Since the beginning of this year audits have been underway of the living conditions in socially vulnerable families in Slovakia during the persistently cold weather, with social workers visiting thousands of families around the country and institutionalizing 56 children as of 17 January. “The consequence of our visits is that we discovered cases in which we had to remove the children. In some cases, our colleagues had to call ambulances for them,” said the head of the Slovak Headquarters for Labor, Social Affairs and the Family, Marián Valentovič.

Thirty children were removed from their families in the Košice Region alone, according to Valentovič, while in the Prešov Region 10 were removed because there was not enough heat in their dwellings, but in the other six regions freezing weather was not the reason the children were removed. Two children were removed from their families in the Bratislava Region, the Banská Bystrica Region and Žilina Region, while in the Nitra Region six children were removed, in the Trenčín Region three children were removed, and in the Trnava Region one child was removed.

“The reason children are removed is never just winter, but that fact combined with the capability of a family to care for their children – it’s cold in almost all the localities, but not every parent is able to ensure their children’s safety in these degraded conditions,” said the director of the Department of Legal and Social Protection of Children and Social Education at the Labor Headquarters, Mária Marcinová. Social workers have long been monitoring the settlements in Slovakia where Romani people frequently live in substandard hygienic conditoins or without any electricity, including the settlements of Demeter, Majetkár, Mašličkovo or Moňov potok.

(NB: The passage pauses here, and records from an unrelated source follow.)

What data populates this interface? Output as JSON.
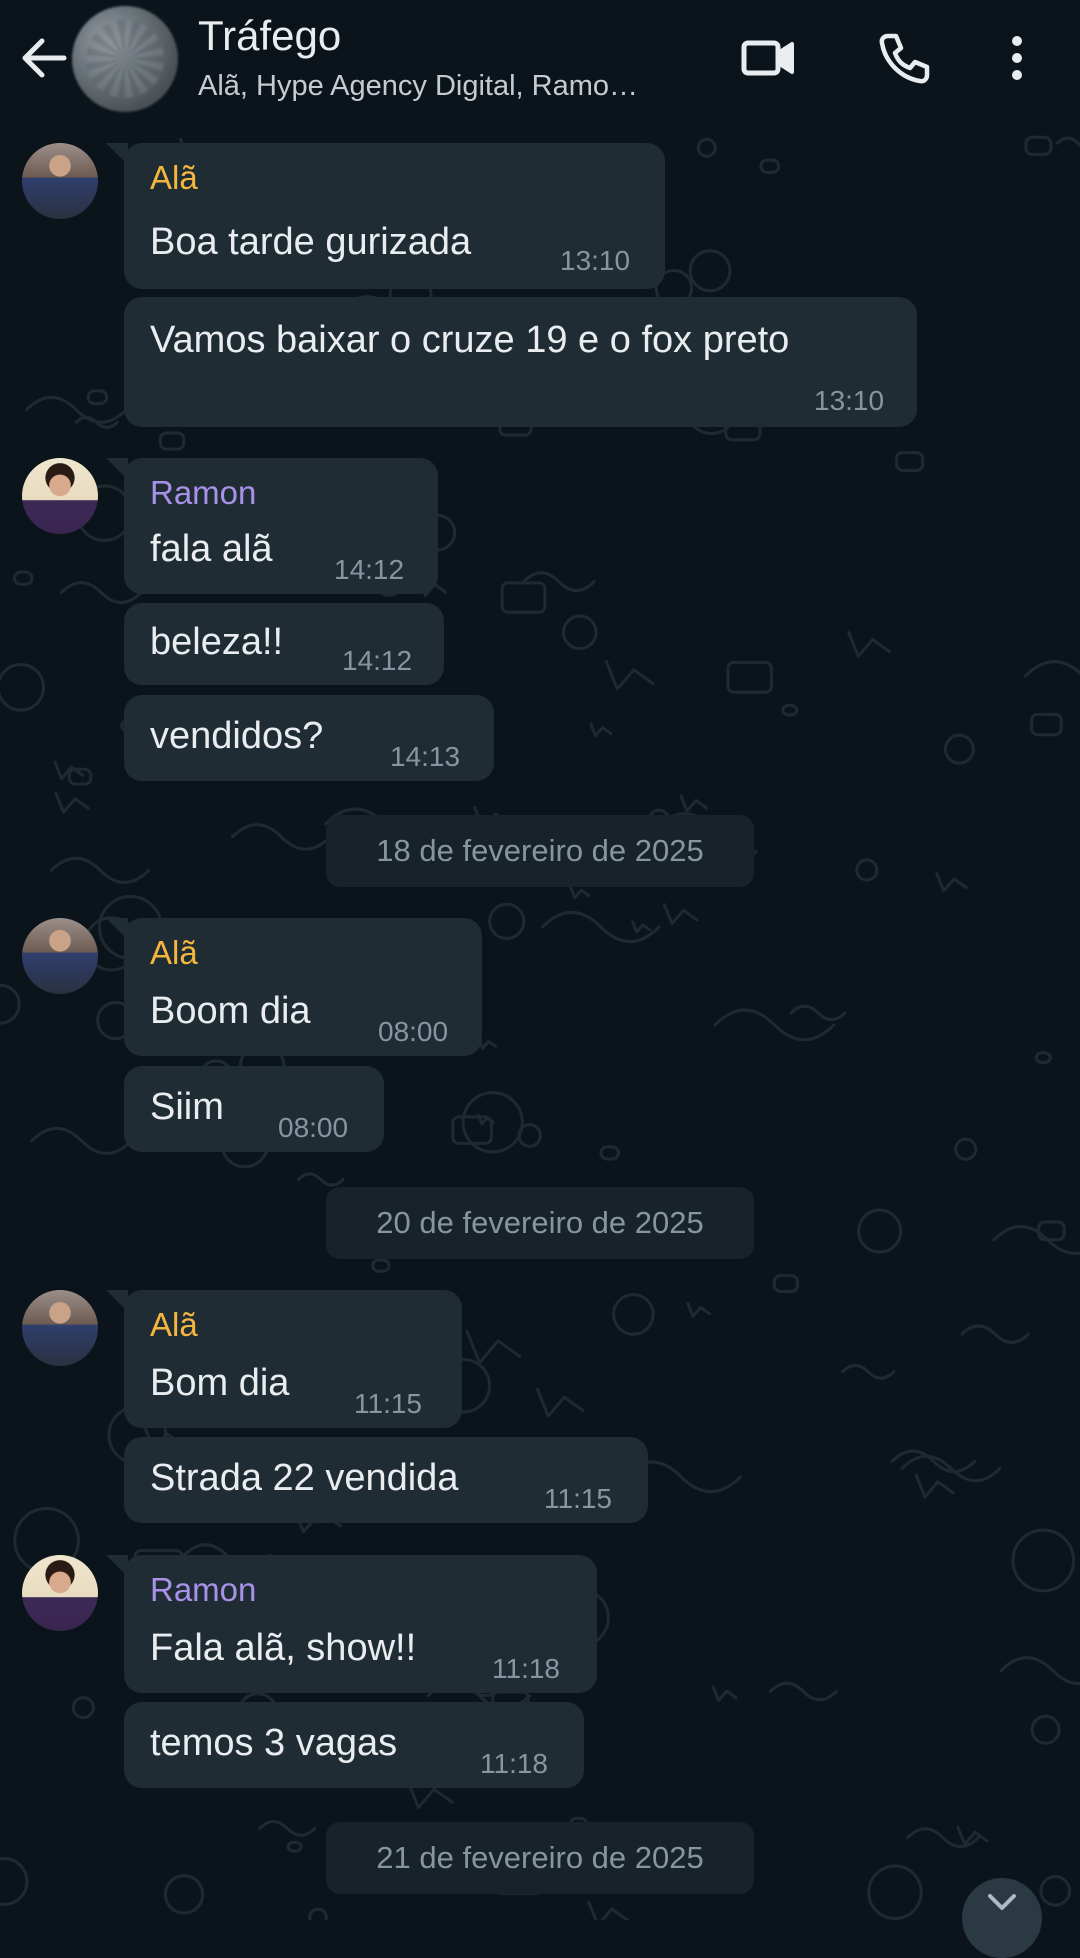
{
  "header": {
    "title": "Tráfego",
    "subtitle": "Alã, Hype Agency Digital, Ramo…"
  },
  "icons": {
    "back": "arrow-back-icon",
    "video": "video-call-icon",
    "call": "phone-icon",
    "menu": "more-vertical-icon",
    "scroll": "chevron-down-icon"
  },
  "colors": {
    "background": "#0b141a",
    "bubble": "#202c33",
    "sender_ala": "#f4b63f",
    "sender_ramon": "#a792e8",
    "timestamp": "#8696a0"
  },
  "messages": [
    {
      "sender": "Alã",
      "text": "Boa tarde gurizada",
      "time": "13:10"
    },
    {
      "text": "Vamos baixar o cruze 19 e o fox preto",
      "time": "13:10"
    },
    {
      "sender": "Ramon",
      "text": "fala alã",
      "time": "14:12"
    },
    {
      "text": "beleza!!",
      "time": "14:12"
    },
    {
      "text": "vendidos?",
      "time": "14:13"
    },
    {
      "date": "18 de fevereiro de 2025"
    },
    {
      "sender": "Alã",
      "text": "Boom dia",
      "time": "08:00"
    },
    {
      "text": "Siim",
      "time": "08:00"
    },
    {
      "date": "20 de fevereiro de 2025"
    },
    {
      "sender": "Alã",
      "text": "Bom dia",
      "time": "11:15"
    },
    {
      "text": "Strada 22 vendida",
      "time": "11:15"
    },
    {
      "sender": "Ramon",
      "text": "Fala alã, show!!",
      "time": "11:18"
    },
    {
      "text": "temos 3 vagas",
      "time": "11:18"
    },
    {
      "date": "21 de fevereiro de 2025"
    }
  ]
}
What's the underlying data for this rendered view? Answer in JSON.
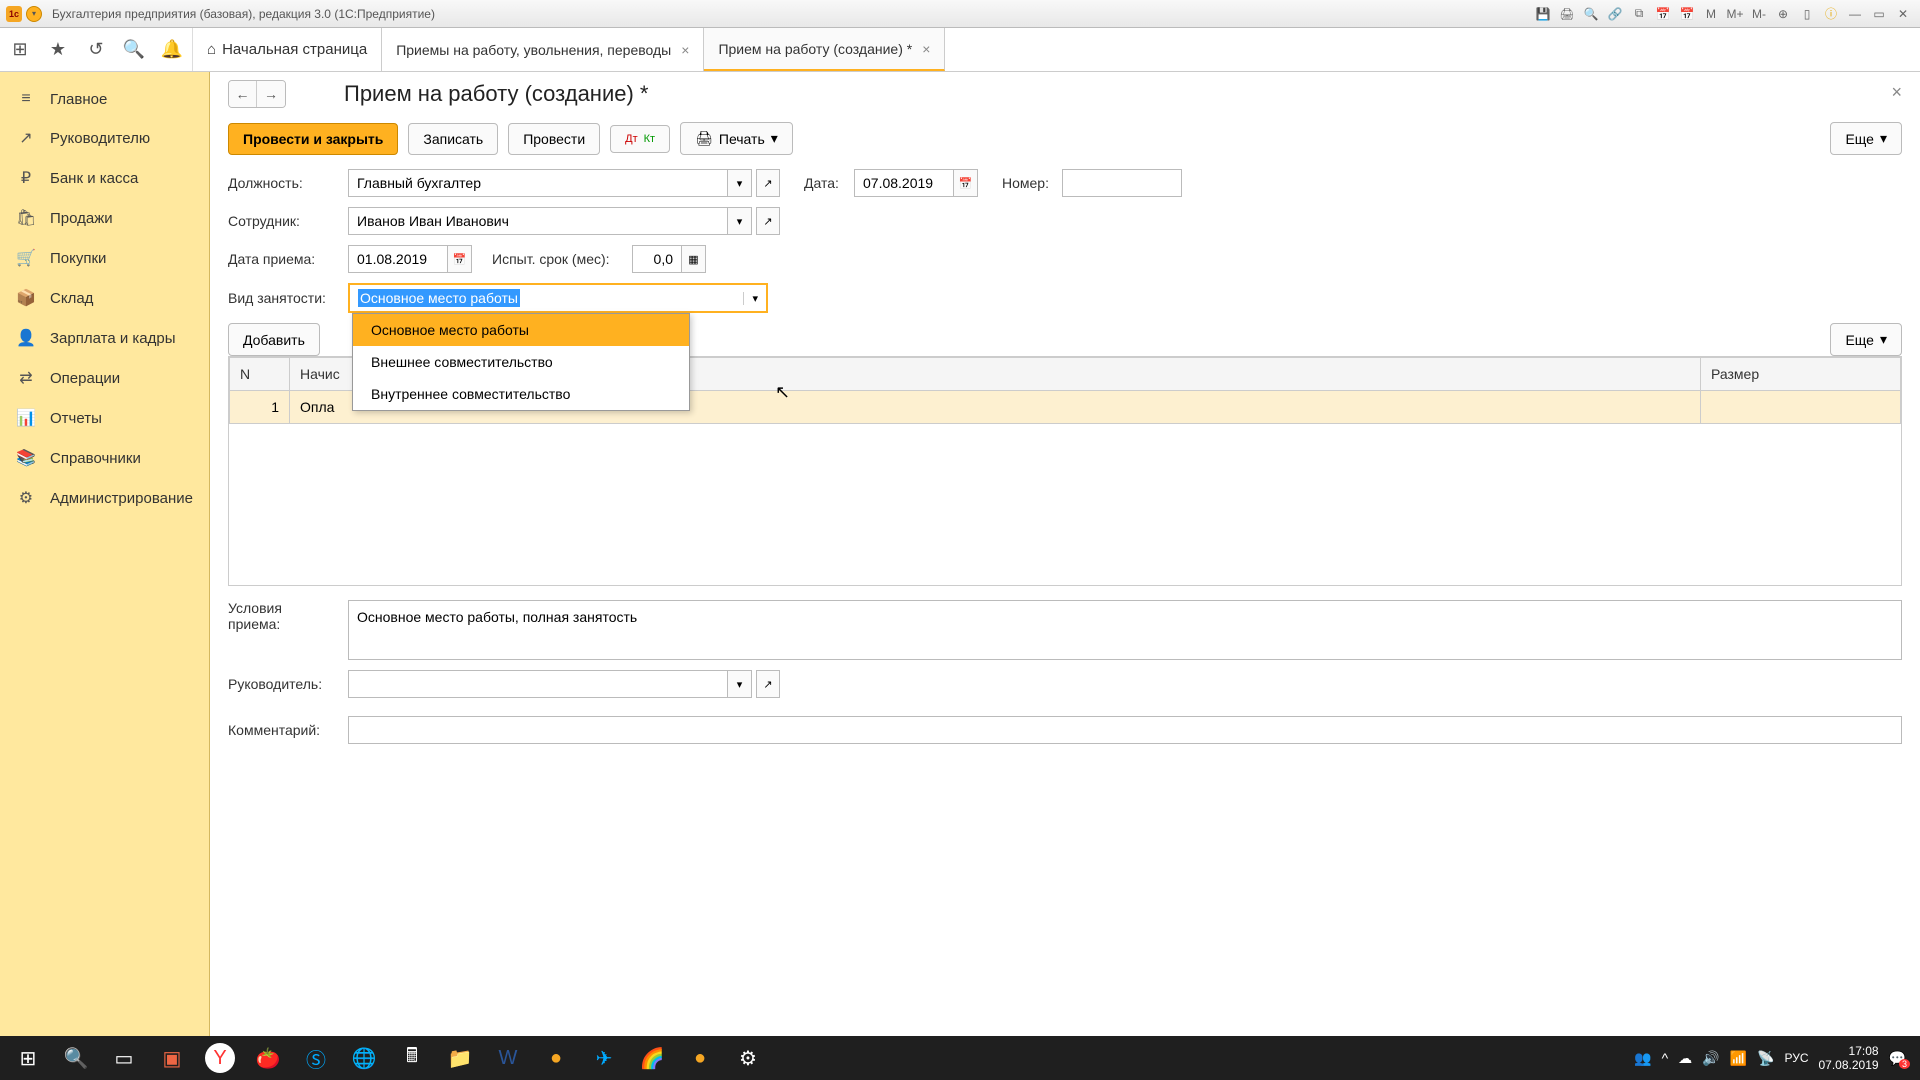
{
  "titlebar": {
    "app_badge": "1c",
    "title": "Бухгалтерия предприятия (базовая), редакция 3.0  (1С:Предприятие)"
  },
  "tabs": {
    "home": "Начальная страница",
    "tab1": "Приемы на работу, увольнения, переводы",
    "tab2": "Прием на работу (создание) *"
  },
  "sidebar": [
    {
      "icon": "≡",
      "label": "Главное"
    },
    {
      "icon": "↗",
      "label": "Руководителю"
    },
    {
      "icon": "₽",
      "label": "Банк и касса"
    },
    {
      "icon": "🛍",
      "label": "Продажи"
    },
    {
      "icon": "🛒",
      "label": "Покупки"
    },
    {
      "icon": "📦",
      "label": "Склад"
    },
    {
      "icon": "👤",
      "label": "Зарплата и кадры"
    },
    {
      "icon": "⇄",
      "label": "Операции"
    },
    {
      "icon": "📊",
      "label": "Отчеты"
    },
    {
      "icon": "📚",
      "label": "Справочники"
    },
    {
      "icon": "⚙",
      "label": "Администрирование"
    }
  ],
  "page": {
    "title": "Прием на работу (создание) *",
    "actions": {
      "submit_close": "Провести и закрыть",
      "save": "Записать",
      "submit": "Провести",
      "dtkt": "Дт/Кт",
      "print": "Печать",
      "more": "Еще"
    },
    "fields": {
      "position_label": "Должность:",
      "position_value": "Главный бухгалтер",
      "date_label": "Дата:",
      "date_value": "07.08.2019",
      "number_label": "Номер:",
      "number_value": "",
      "employee_label": "Сотрудник:",
      "employee_value": "Иванов Иван Иванович",
      "hire_date_label": "Дата приема:",
      "hire_date_value": "01.08.2019",
      "probation_label": "Испыт. срок (мес):",
      "probation_value": "0,0",
      "employment_type_label": "Вид занятости:",
      "employment_type_value": "Основное место работы",
      "employment_options": [
        "Основное место работы",
        "Внешнее совместительство",
        "Внутреннее совместительство"
      ],
      "conditions_label": "Условия приема:",
      "conditions_value": "Основное место работы, полная занятость",
      "manager_label": "Руководитель:",
      "manager_value": "",
      "comment_label": "Комментарий:",
      "comment_value": ""
    },
    "table": {
      "add": "Добавить",
      "headers": {
        "n": "N",
        "accrual": "Начис",
        "size": "Размер"
      },
      "row1": {
        "n": "1",
        "accrual": "Опла"
      }
    }
  },
  "taskbar": {
    "lang": "РУС",
    "time": "17:08",
    "date": "07.08.2019",
    "badge": "3"
  }
}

According to Marcinová, her staffers have intervened in 12 illegal Romani settlements on the territory of the city of Košice alone. The children who have now ended up in institutional care will be able to return to their families, according to the authorities, once the substandard conditions in which they were found have been resolved.

Marcinová said the option of placing the children with other family members was always investigated first. If it was ascertained that no such opportunity existed for a child, then the motion to remove the child from the family was submitted to the court, which decided about the child’s placement into an appropriate facility.